Common causes of inflammation
First off, inflammation is described as the body’s “defense mechanism” of sorts, as the body attempts to remove harmful stimuli, which can include a variety of factors. These factors may include cells that have been damaged, irritants, as well as pathogens. Ultimately, the body’s natural response of inflammation is supposed to begin and complete a process of healing. The inflammation has to do with the immune system (as the immune system contributes in fighting off threats to the body’s health). Although the cause of inflammation does not necessarily indicate that an infection is present, an infection very well can lead to inflammation. Various other causes can serve as catalysts towards inflammation, such as bacteria, viruses, or fungi.
The first stage of inflammation is known as irritation, which progresses into its namesake, inflammation. Inflammation is the immediate healing process that follows irritation, and as mentioned before, is the body’s way of defending itself. What follows is what is known as suppuration, where psu is subsequently discharged. The granulation stage often comes after, which is essentially the stage at which new tissue develops in the affected area during the healing process. Although inflammation serves the purpose of defending the body, it can also have its problems. The ultimate downside to this biological process is in the case of the body’s failure to complete the process to the point of a fully healed region of the body, wherein the inflammation does not go away.

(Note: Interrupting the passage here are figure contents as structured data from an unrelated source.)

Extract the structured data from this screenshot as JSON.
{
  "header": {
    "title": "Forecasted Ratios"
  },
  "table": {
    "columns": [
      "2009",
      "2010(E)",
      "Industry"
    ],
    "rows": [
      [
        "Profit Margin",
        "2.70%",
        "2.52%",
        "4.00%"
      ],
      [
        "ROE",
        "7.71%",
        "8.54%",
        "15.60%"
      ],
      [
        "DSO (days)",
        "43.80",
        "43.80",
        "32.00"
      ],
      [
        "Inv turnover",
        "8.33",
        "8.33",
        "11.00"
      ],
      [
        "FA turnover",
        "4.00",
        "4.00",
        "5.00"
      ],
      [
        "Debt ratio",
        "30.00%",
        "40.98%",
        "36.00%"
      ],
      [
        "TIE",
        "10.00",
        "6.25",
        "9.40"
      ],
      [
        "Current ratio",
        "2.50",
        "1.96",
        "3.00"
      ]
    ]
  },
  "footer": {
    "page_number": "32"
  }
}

Inflammation can be classified by two categories: chronic and acute inflammation. Chronic inflammation pertains to conditions where the inflammation lasts for long periods of time, whereas acute inflammation begins at a rapid rate, and quickly becomes severe. Chronic inflammations includes conditions such as asthma, chronic peptic ulcers, tuberculosis, rheumatoid arthritis, ulcerative colitis and Crohn's disease, chronic sinusitis, and chronic active hepatitis. Acute inflammation however, includes acute bronchitis, infected ingrown toenails, sore throat from a cold or flu, a cut on the skin, acute appendicitis, acute dermatitis, acute tonsillitis, acute infective meningitis, as well as acute sinusitis. With this wider range of classifications for inflammation it is not difficult to see why the researches mentioned above have the desire to harness the potential of the chemicals within marijuana and omega-3 fatty acids, with the ultimate goal of reducing the pain associated with inflammation.
The future of marijuana for use in the medical field
Although marijuana has continued to see resistance from a variety of citizens and lawmakers, the drug will continue to be researched in terms of its medical potential. Researchers, such as those mentioned above, look to better understand the effect the drug has on the body’s neurons and what it can do for chronic conditions. In the case of this article, the primary goal was to determine whether the chemicals found in marijuana aided in the reduction of inflammation among patients suffering from similar symptoms. With the continuation of research, opportunities will open up to expose potential that may not have otherwise been seen, as the drug carries with it a wide variety of positive and negative viewpoints. No matter the political stance, or legal classification, medical professionals will continue their pursuit to better the health of those suffering from painful conditions.